One thing that pleasantly surprised me about Calisthenics for Beginners was the choice of exercises. Most beginning calisthenics stick with some sort of basic exercise set such as planks, push ups, pull ups and squats. These are essential but you are missing quite a bit if you stick with just them and their variants. Instead, Matt cleverly includes things like bridging, wall hand stands, and towel hangs for grip strength. Even better, the program includes cross-punching, marching in place, and the almighty squat thrust! These are exercises that my grandfather (if he were still with us) would know and greatly approve of. I love it!
In reading this excellent book I realized a few important things: there are definite gaps in my own programming that I need to fill, I’m really closer to the beginning of my own calisthenics journey than the end, and I have a new go-to resource for my students, clients and myself. Calisthenics for Beginners is a must-read.
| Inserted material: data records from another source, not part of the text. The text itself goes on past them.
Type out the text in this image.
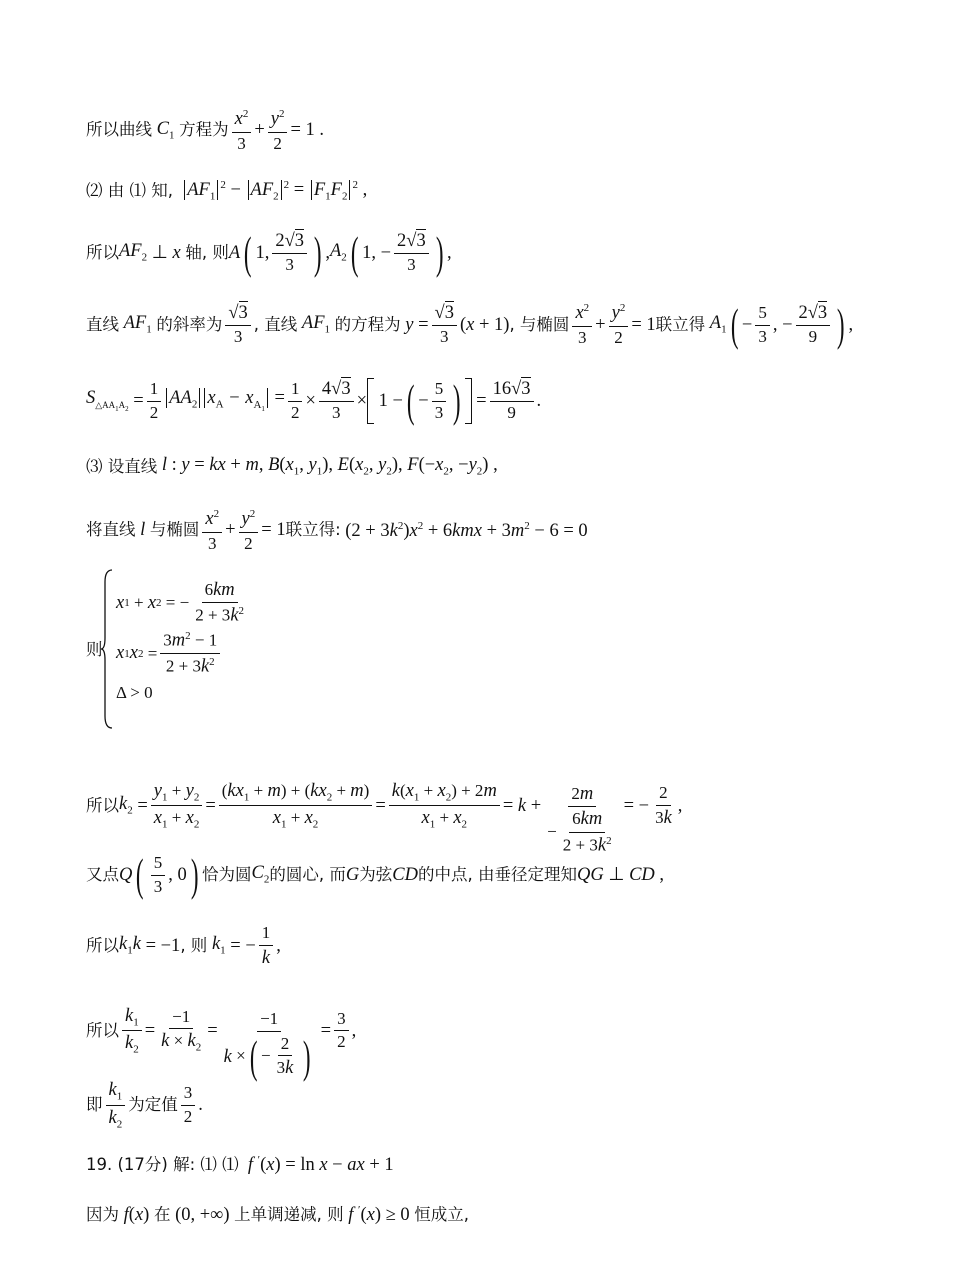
所以曲线 $C_1$ 方程为 $\frac{x^2}{3} + \frac{y^2}{2} = 1$ .
⑵ 由 ⑴ 知, $AF_1^2 - AF_2^2 = F_1F_2^2$ ,
所以 $AF_2$ ⊥ x 轴, 则 A ( 1, $\frac{2√3}{3}$ ) , $A_2$ ( 1, − $\frac{2√3}{3}$ ) ,
直线 $AF_1$ 的斜率为 $\frac{√3}{3}$ , 直线 $AF_1$ 的方程为 $y = \frac{√3}{3} (x + 1)$ , 与椭圆 $\frac{x^2}{3} + \frac{y^2}{2} = 1$ 联立得 $A_1$ ( − $\frac{5}{3}$ , − $\frac{2√3}{9}$ ) ,
$S_{\triangle AA_1A_2} = \frac{1}{2} AA_2$ $x_A - x_{A_1} = \frac{1}{2} \times \frac{4√3}{3} \times 1$ − ( − $\frac{5}{3}$ ) = $\frac{16√3}{9}$ .
⑶ 设直线 l : y = kx + m, $B(x_1$, $y_1$), $E(x_2$, $y_2$), $F(-x_2$, $-y_2$) ,
将直线 l 与椭圆 $\frac{x^2}{3} + \frac{y^2}{2} = 1$ 联立得: $(2 + 3k^2)x^2 + 6kmx + 3m^2 - 6 = 0$
则
x 1 + x 2 = − $\frac{6km}{2 + 3k^2}$
x 1 x $2 = \frac{3m^2 - 1}{2 + 3k^2}$
Δ > 0
所以 $k_2 = \frac{y_1 + y_2}{x_1 + x_2} = \frac{(kx_1 + m) + (kx_2 + m)}{x_1 + x_2} = \frac{k(x_1 + x_2) + 2m}{x_1 + x_2} = k + \frac{2m}{- \frac{6km}{2 + 3k^2}}$ = − $\frac{2}{3k}$ ,
又点 Q ( $\frac{5}{3}$ , 0 ) 恰为圆 $C_2$ 的圆心, 而 G 为弦 CD 的中点, 由垂径定理知 QG ⊥ CD ,
所以 $k_1k = -1$ , 则 $k_1$ = − $\frac{1}{k}$ ,
所以 $\frac{k_1}{k_2} = \frac{-1}{k \times k_2} = \frac{-1}{k \times ( - \frac{2}{3k} )} = \frac{3}{2}$ ,
即 $\frac{k_1}{k_2}$ 为定值 $\frac{3}{2}$ .
19. (17分) 解: ⑴ ⑴ f ′(x) = ln x − ax + 1
因为 f(x) 在 (0, +∞) 上单调递减, 则 f ′(x) ≥ 0 恒成立,
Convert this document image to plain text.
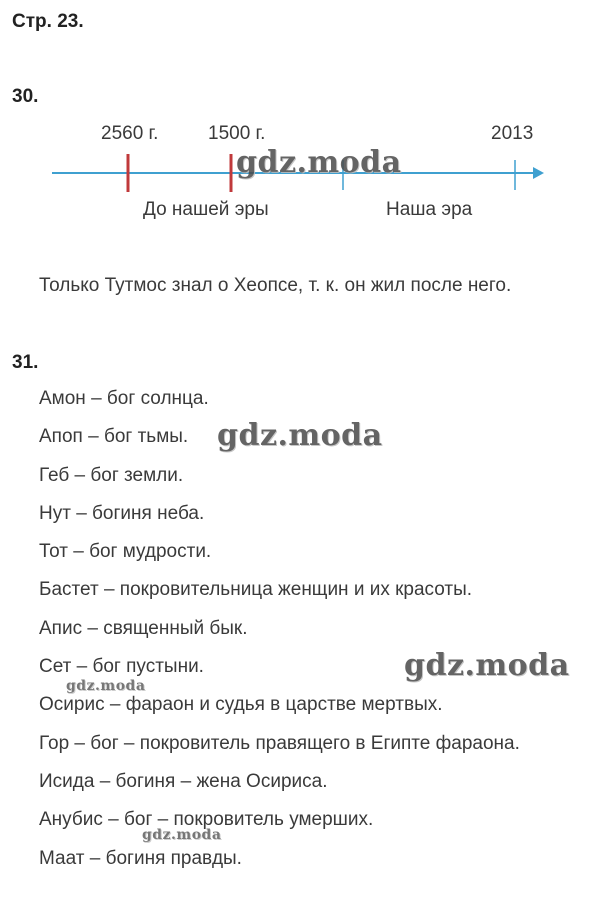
Стр. 23.
30.
2560 г.	1500 г.	2013
До нашей эры	Наша эра
Только Тутмос знал о Хеопсе, т. к. он жил после него.
31.
Амон – бог солнца.
Апоп – бог тьмы.
Геб – бог земли.
Нут – богиня неба.
Тот – бог мудрости.
Бастет – покровительница женщин и их красоты.
Апис – священный бык.
Сет – бог пустыни.
Осирис – фараон и судья в царстве мертвых.
Гор – бог – покровитель правящего в Египте фараона.
Исида – богиня – жена Осириса.
Анубис – бог – покровитель умерших.
Маат – богиня правды.
gdz.moda
gdz.moda
gdz.moda
gdz.moda
gdz.moda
5 thoughts on “Book Review: Calisthenics for Beginners by Matt Schifferle”
I bought this book on your suggestion. I liked the simplicity of it. It’s truly a beginners book but don’t be fooled by that, the basics never get old!
I agree. I was surprised that he included front lever. Have you seen his youtube channel? It’s excellent.
I’m nowhere near close to a front lever but I will keep my fingers crossed that I will get there. Yes, YouTube has some great stuff, I do like his channel. Would you recommend his other books? The beginner book is good and certainly Has plenty of drills that can be perfected. Being an impatient person and reasonably strong but with a lot of weak links I’m already pushing myself but man, the weak links stop you cold on even intermediate stuff.
It’s very true. I used to think getting a lot of pull ups was the ticket to a muscle up but not so. I got a lot out of Matt’s book “Grind Style Calisthenics”.